On est venu voir ma soeur pour lui dire : on a un œil sur ton frère. Je ne sais pas si c’est vraiment arrivé. Elle me disait de ne pas publier certaines choses sur les réseaux sociaux justement. Peut-être qu’elle a inventé ça pour me dissuader. Mais j’ai des proches qui ont reçu des menaces, qui ont été expulsés du Togo. Mais je pense que – et c’est pas propre au Togo – quand tu vis dans un pays africain où tu as la volonté de créer, de faire avancer les choses et que l’environnement n’est pas propice, ça fait déjà peser sur toi une forme de menace. La menace c’est pas forcément qu’on vienne te dire « boucle là, on va te tuer ». Quel avenir avons-nous ? Quelles sont nos perspectives? Nous n’en avons aucune. Et ça, c’est déjà une menace en soi.
Ce qui se passe en ce moment au Togo est inédit. Est-ce tu penses que cette mobilisation peut aboutir à un changement politique ?
Je pense que ça peut aboutir si au niveau du corps armé – c’est à dire de nos frères et nos sœurs, car ce qui nous différencie c’est juste l’uniforme qu’ils portent, je sais qu’ils souffrent comme nous – il y a des gens qui prennent des décisions pour être à côté du peuple. On aime citer le cas burkinabé, mais on oublie souvent de dire qu’au final l’armée s’est opposée à la garde présidentielle (ndlr : restée fidèle à Blaise Compaoré).
Ce qui se passe au Togo est inédit et même si ça n’aboutit pas concrètement cette fois, ça va ouvrir une voie essentielle pour les années à venir. On essaie aujourd’hui d’opposer le nord et le sud, l’est et l’ouest mais on oublie de dire qu’on est des jeunes qui, au-delà de toutes questions d’ethnies, sommes des gens qui rêvent.
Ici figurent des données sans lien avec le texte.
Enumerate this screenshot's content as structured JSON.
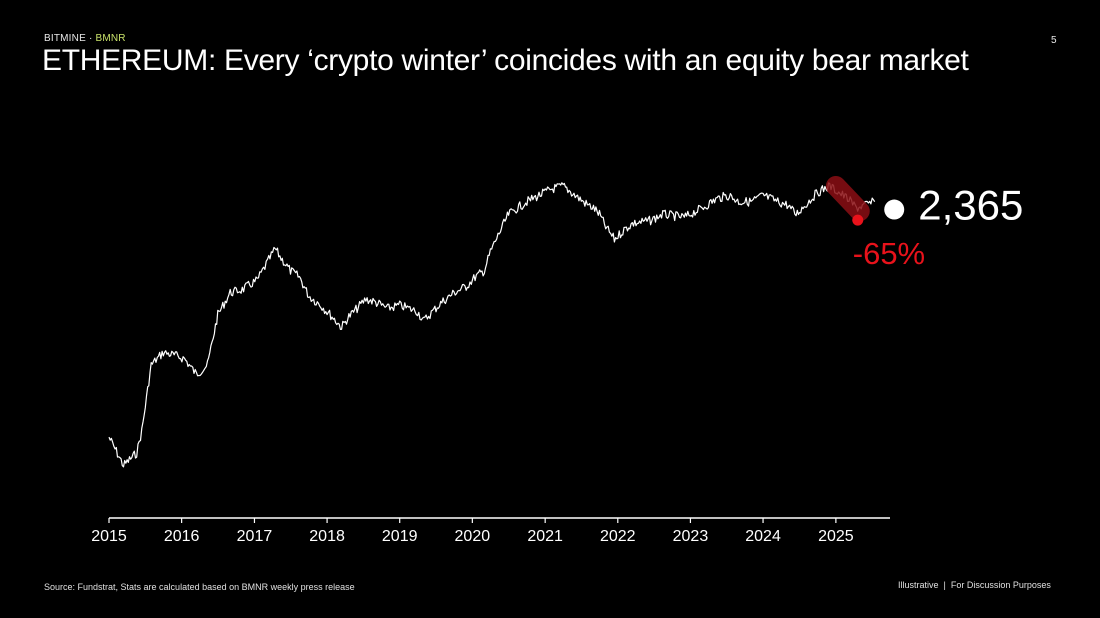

On a des rêves pour notre pays, pour ce continent. On a envie d’être libres, de vivre dignement. On ne veut pas avoir 45 ans et vivre chez nos parents. On ne veut pas avoir 30 ans et demander de l’argent à nos parents, on veut au contraire pouvoir les aider. On veut avoir des enfants qu’on peut regarder dans les yeux. On ramène tout à la politique mais au fond tout ce que ces gens qui manifestent demande c’est de vivre en hommes libres. Et ces demandes, souvent, sont les mêmes que celles de ceux qui tiennent la matraque et frappent leurs propres frères.
Ton troisième album, Indigo, est sorti en décembre 2015. A quand le prochain ?
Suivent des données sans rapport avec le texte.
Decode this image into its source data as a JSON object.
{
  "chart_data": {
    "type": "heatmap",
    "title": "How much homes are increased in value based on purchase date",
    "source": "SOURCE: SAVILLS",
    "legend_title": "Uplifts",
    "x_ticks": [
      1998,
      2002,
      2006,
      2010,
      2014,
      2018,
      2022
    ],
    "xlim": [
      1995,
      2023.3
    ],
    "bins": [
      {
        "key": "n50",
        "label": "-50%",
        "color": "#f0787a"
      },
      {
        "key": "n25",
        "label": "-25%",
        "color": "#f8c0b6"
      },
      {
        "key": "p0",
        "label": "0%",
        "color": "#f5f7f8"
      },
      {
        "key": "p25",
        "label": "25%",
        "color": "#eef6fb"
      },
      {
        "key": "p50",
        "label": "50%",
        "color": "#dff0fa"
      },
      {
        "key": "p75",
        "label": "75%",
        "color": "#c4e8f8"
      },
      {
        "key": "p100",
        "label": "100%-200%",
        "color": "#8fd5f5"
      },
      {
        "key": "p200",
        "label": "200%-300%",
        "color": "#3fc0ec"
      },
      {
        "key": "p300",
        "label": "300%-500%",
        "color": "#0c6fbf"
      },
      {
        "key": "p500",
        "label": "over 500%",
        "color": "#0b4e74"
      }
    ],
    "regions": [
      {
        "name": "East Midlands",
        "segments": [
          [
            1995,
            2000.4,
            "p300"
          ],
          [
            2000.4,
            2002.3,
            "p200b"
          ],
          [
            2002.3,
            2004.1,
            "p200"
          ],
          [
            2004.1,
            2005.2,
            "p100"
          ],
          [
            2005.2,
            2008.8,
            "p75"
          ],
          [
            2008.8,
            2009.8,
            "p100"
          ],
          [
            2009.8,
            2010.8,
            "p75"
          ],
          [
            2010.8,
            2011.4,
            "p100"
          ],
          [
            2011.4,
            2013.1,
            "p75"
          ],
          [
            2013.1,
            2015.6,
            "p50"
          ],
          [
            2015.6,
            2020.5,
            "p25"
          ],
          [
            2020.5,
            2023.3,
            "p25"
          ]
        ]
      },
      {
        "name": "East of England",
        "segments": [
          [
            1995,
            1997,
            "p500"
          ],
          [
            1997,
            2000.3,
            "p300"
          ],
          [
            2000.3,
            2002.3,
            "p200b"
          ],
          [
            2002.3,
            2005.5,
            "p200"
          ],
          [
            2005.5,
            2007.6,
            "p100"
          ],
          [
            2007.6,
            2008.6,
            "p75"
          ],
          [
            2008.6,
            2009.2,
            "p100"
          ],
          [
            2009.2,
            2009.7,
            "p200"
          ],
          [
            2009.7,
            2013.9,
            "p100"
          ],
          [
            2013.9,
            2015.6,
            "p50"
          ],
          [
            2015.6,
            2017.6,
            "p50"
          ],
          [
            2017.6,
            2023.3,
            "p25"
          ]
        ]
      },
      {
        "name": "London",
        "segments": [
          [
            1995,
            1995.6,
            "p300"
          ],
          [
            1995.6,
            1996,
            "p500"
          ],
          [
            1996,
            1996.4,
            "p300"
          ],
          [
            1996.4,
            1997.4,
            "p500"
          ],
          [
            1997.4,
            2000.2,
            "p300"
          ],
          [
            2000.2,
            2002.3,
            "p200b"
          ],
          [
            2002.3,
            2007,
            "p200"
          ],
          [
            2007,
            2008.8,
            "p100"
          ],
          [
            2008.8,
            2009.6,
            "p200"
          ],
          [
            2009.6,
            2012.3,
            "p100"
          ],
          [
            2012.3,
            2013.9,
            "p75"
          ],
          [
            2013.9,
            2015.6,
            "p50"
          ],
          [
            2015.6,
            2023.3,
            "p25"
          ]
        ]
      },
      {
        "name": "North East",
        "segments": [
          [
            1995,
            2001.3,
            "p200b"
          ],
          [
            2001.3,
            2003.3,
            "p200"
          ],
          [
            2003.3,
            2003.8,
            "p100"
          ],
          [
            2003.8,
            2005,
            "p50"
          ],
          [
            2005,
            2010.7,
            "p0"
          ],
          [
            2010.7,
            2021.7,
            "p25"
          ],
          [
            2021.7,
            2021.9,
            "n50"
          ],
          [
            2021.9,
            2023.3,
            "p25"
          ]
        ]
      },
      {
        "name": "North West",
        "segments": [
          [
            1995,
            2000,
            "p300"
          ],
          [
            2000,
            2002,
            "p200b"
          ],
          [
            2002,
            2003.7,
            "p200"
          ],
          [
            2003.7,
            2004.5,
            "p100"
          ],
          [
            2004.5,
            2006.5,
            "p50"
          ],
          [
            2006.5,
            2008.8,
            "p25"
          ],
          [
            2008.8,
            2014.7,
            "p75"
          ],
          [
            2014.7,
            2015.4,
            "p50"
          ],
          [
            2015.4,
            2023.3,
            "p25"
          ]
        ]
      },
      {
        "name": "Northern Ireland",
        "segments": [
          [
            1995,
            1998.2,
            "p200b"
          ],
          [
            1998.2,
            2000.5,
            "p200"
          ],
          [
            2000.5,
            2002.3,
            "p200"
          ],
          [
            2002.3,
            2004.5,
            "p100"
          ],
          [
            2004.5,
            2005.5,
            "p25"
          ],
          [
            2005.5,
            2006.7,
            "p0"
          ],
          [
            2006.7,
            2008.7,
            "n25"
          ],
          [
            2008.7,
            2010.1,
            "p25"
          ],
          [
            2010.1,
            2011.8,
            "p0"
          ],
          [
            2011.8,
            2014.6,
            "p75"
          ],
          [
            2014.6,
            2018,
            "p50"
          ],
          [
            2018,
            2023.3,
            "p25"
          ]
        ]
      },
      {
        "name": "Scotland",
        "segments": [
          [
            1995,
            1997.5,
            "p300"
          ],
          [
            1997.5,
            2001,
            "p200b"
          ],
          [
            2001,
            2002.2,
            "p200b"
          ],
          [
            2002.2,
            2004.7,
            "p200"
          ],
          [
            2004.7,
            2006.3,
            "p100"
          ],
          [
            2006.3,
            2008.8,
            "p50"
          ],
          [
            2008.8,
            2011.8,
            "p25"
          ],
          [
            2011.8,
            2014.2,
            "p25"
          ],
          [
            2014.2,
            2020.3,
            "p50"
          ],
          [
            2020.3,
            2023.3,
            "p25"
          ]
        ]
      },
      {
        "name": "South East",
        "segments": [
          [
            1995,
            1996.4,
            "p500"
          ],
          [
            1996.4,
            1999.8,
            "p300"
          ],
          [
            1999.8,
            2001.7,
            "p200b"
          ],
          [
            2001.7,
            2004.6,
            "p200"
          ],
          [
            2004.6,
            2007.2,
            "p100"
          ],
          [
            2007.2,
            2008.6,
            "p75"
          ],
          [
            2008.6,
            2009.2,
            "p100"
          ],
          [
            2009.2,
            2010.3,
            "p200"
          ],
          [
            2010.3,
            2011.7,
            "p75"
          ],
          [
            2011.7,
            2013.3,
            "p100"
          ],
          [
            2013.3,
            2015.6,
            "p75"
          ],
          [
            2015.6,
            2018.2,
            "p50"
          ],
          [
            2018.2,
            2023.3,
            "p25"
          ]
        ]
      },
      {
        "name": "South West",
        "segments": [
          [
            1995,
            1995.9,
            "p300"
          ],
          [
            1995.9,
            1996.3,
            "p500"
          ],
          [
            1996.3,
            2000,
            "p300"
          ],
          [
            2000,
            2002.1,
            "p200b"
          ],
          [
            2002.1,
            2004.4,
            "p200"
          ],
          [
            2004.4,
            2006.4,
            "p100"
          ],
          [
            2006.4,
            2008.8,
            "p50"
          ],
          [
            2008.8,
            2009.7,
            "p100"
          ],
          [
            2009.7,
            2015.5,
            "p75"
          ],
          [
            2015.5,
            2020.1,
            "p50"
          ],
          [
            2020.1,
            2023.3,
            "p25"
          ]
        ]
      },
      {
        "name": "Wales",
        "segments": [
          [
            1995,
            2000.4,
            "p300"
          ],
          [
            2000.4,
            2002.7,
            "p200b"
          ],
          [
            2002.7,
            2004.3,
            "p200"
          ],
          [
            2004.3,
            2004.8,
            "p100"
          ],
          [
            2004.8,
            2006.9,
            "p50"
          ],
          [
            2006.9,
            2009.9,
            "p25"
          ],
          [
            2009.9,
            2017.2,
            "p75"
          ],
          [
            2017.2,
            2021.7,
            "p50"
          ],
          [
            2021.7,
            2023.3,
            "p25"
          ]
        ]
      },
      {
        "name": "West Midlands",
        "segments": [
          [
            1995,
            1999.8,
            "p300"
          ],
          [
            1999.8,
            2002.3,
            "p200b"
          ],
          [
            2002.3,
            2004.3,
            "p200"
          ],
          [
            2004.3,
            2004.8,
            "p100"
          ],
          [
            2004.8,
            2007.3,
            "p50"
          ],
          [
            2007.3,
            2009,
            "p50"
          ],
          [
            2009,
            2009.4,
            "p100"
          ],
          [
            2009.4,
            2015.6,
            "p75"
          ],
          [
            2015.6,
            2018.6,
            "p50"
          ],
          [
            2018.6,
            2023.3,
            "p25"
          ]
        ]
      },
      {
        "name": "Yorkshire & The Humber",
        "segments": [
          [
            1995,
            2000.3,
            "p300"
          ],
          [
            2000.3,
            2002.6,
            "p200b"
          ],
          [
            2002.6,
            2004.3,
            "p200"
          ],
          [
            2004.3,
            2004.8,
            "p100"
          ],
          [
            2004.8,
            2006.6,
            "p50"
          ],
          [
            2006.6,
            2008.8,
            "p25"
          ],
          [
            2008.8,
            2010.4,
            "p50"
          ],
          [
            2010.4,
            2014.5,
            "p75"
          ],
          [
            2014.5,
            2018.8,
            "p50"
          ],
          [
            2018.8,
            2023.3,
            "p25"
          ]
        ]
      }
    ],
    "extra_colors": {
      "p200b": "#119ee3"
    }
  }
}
Peut-être en 2018. Mais je ne veux pas me presser. J’ai le titre, des morceaux. Mais avant je vais essayer de faire des vidéos. Ce qui m’intéresse en ce moment c’est l’image et l’écriture. Le rap c’est bien, mais parfois je me sens limité par le format d’un titre de trois ou quatre minutes. L’image ça parle beaucoup. J’aimerais bien aussi sortir un recueil non pas de poèmes mais de textes. Peut-être un livre-CD où je ferais lire des textes personnels par d’autres. Longtemps j’ai fais des textes très politiques et aujourd’hui je me dis qu’on peut faire des textes personnels mais qui parle de politique, c‘est le gros challenge.
En attendant, pour découvrir avec quel talent Elom 20ce manie les mots, rendez-vous le 21 septembre, à la MC 93 de Bobigny. À l’occasion de la sortie de Marianne et le garçon noir (Fayard), une soirée présentée par Wajdi Mouawad réunira son auteur, Léonora Miano, et les contributeurs du livre : Amzat Boukari Yabara, Yann Gael, D’ de Kabal, Akua Naru, Wilfried N’Sondé, Insa Sané et Elom 20ce.
Un morceaux inédit d’Elom 20ce, inspiré du texte écrit pour cette ouvrage collectif, sortira par ailleurs en vinyle le 11 décembre prochain, accompagné de plusieurs morceaux de l’album Indigo.